Friday, September 23, 2011

Mushroom, Potato and Leek Soup


This is one of my favorite soups! My sister-in-law from whole food mommies made it and I fell in love. I just altered the recipe slightly so that it would be vegan. If you have never cooked with leeks before, they are from the onion family and add a very nice flavor.
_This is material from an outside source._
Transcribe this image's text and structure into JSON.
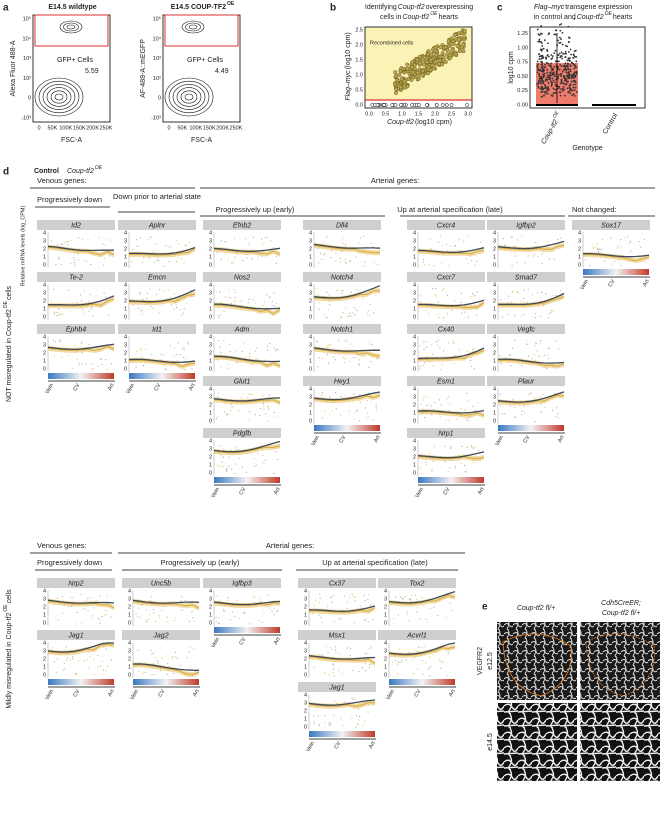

The original recipe calls for cream that I left out but if you want a creamier texture you can use a cashew cream sauce instead. 
Enjoy...

Mushroom, Potato, and Leek Soup
2 Tbsp Earth Balance
3 Leeks, white parts only, thinly sliced
2 Large Carrots, sliced
6 cups of Vegetable Broth
1 lb Mushrooms 
2 lbs potatoes, peeled and cubed
1/2 cup Almond Milk or Soy Milk
1/4 cup Flour
2 tsp Salt
2 tsp Dill
Pepper to taste


In a large pot sauté the leeks and carrots in
1 tbsp of the Earth Balance for about 5 minutes
Pour in the broth and seasonings. Add the potatoes and cook
until soft, about 30 minutes

Meanwhile, sauté the mushrooms
 in the remaining butter and add to the soup

In a separate bowl slowly add the flour to the milk and mix well. Add to the soup and simmer for 5 minutes until it thickens. 


2 comments:

  1. Earth Balance is a no-dairy "natural buttery spread" that you can find at almost any grocery store by the margarine or in the health food section. I like it because you can just swap out butter for it and it works great and tastes great too.